Cemre: bunu daha önceden niye demiyordun Eylül? he? 😩
Eylül ağlar. artık gerçekten ağlar. Cemre ona sarılır. artık herşey ortadaydı. Eylül aşkını itiraf etmişti. keşke bunları Ali duysaydı... ama duyamadı işte. sevdiğin de ona gönül verdiğini öğrenmeden çekip gitti. kim bilir, belki eğer öğrenseydi büyük bir aile olurdular. doğru; Eylül Aliye çok şeyler çektirmişti ama her şerde bir hayır vardır. birbirlerine işkence ederek aşık oldular onlar. nefret dolu gözlerle bakarken aşık oldular. belki eğer bunlar evlendirilmeseydiler, ömür boyu birbirlerini tanıyamazdılar. Alinin kalbi yanmazdı. Eylül kendi suçlu hissederek, ona aşık olmazdı. belki Alinin hayali gerçek olamazdı. hiç öyle hayal bile olmazdı. ama artık çok geç. Ali sevdi, karşılıksız aşk yaşadı. Eylül de sevdi ama sevdasını itiraf edemedi.
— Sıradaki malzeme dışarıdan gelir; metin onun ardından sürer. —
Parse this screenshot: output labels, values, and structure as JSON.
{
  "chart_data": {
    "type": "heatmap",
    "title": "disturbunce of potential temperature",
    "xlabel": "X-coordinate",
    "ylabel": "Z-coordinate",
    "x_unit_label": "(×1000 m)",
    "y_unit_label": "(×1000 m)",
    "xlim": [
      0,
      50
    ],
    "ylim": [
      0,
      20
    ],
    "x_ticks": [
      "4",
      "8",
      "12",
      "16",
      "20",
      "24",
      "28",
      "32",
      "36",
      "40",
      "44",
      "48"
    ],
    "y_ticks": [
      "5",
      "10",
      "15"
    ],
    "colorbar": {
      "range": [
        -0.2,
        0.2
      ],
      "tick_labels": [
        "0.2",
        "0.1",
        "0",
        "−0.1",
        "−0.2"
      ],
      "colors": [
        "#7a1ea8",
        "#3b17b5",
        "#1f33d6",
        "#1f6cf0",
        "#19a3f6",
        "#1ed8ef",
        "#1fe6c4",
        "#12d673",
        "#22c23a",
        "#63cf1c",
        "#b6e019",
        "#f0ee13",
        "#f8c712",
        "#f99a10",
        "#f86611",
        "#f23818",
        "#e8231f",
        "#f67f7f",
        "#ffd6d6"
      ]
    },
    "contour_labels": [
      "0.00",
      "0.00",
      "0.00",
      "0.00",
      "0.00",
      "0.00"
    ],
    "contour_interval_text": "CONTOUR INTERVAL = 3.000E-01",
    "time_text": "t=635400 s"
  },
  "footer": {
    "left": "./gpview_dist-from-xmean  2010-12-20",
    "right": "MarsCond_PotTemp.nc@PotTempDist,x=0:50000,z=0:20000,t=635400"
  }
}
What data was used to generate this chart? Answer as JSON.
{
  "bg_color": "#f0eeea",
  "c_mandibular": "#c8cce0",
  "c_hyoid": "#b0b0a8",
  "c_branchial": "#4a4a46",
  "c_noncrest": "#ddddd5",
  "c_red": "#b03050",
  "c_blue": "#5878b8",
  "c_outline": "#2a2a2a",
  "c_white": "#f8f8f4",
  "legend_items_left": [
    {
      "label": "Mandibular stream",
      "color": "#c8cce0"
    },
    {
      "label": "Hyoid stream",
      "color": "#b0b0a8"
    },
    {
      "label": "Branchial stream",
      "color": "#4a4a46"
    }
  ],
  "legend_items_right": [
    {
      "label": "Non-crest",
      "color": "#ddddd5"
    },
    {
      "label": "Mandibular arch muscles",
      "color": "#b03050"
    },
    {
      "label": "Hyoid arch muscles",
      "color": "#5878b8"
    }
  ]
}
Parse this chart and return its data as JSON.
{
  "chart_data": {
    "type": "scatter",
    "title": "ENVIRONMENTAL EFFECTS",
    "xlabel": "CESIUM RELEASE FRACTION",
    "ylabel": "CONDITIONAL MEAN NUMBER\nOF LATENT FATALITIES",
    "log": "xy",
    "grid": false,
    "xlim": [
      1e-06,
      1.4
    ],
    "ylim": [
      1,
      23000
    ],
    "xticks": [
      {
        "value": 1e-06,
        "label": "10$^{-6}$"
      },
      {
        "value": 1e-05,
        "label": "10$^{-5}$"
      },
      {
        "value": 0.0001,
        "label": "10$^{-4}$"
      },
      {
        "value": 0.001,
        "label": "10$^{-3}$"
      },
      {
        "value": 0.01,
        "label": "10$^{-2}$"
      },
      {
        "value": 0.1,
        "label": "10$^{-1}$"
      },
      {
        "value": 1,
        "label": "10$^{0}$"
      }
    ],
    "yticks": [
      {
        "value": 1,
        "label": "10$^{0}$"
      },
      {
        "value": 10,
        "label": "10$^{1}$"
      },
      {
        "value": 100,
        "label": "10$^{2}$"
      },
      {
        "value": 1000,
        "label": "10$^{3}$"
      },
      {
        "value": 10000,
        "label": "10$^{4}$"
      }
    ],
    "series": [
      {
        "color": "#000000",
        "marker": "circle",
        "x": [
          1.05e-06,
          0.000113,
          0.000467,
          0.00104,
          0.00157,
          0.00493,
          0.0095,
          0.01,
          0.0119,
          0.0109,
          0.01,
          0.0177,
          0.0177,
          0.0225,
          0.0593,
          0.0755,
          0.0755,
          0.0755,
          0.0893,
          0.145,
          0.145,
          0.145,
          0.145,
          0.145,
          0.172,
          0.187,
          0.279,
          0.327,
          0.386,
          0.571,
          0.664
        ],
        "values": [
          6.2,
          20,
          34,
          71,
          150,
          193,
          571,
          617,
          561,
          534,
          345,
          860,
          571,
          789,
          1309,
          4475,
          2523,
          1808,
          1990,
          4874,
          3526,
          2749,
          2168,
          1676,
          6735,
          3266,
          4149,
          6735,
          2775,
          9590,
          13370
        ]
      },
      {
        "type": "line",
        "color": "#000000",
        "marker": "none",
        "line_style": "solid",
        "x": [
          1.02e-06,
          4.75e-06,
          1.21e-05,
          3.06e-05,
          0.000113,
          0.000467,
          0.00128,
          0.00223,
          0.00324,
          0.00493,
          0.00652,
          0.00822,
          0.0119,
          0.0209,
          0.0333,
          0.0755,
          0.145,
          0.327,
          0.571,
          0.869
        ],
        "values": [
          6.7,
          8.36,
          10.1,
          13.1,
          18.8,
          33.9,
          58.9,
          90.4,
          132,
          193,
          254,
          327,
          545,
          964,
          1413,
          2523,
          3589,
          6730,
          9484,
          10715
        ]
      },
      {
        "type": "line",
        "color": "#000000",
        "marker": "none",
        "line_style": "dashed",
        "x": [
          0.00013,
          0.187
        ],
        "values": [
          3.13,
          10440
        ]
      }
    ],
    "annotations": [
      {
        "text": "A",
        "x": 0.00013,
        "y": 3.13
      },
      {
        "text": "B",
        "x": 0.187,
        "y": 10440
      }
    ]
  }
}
Eylül bu kadar şeyi yaşadı ama her daim dik durmaya başardı. Avni ile Naciyeyi o kadar zaman çekmişti. onu dövselerde, canını incitselerde, ona kendi öz be öz kızları gibi bakmasalarda, Eylül dayanırdı. ama birden o kadar şey değişti ki. imkansız aşk yaşadı ve hâlâ yaşıyor. Ali imkansız bir aşka inandı ve aşkına kavuşamadan çekip gitti. onlar karşılarında duran tüm zincileri yıkıp dökerek aşık oldular. birbirlerinden ağır darbeler yiyerek aşık oldular. vücutlarındaki o yaralar hâlâ büyük iz bırakmış oldular. Ali Eylülü dövdü, vurdu, kırbaçladı ama Eylül onu başkasının ellerinden kurtardı. Eylül Aliden nefret etti. dedi ki ,,sen zengin bebe! mazlumlara acı çektirerek yaşıyorsun!"  dedi ki ,,sen kendin harika bir hayata sahipken, senden aşağı olan insanlardan nefret edersin, onlardan kurtulmadan yapamazsın!"  ama bilmedi; Ali kendi çok acılar çekti. küçükken ona vurulan darbelerin, kırbaçların izleri sırtında olmasa da, içindedir. onun psikolojisi başkaları yüzünden bozuldu. o başkaları yüzünden böyle oldu. Eylül bunu bilemedi ve artık asla bilemeyecek..
Cemre ile Eylül cenaze yerine gelirler. geç kalmışlardı. geldiklerinde Alinin cansız vücudunu kara toprağın altına gömürdüler.  Eylül bunu görür ve hızlıca oraya gelir ve mezarın üzerinde diz çöker.
Eylül: GÖMMEYİN ONU, GÖMMEYİN!!! O DAHA ÇOK GENÇ, YAPMAYIN!!! GÖMMEYİN ONU!!!
Songülde burdaydı. kardeşinin bu halini görüp, daha da kötüleşir. Cemre ile birlikte onu tutarlar.
Songül: (ağlayarak) yapma kardeşim, gel..
Cemre: (ağlayarak) Eylül, hadi kalk...
Eylülün dizleri kara, ıslanmış topraktan kirlenmişti. elleri o kara toprak olmuştu.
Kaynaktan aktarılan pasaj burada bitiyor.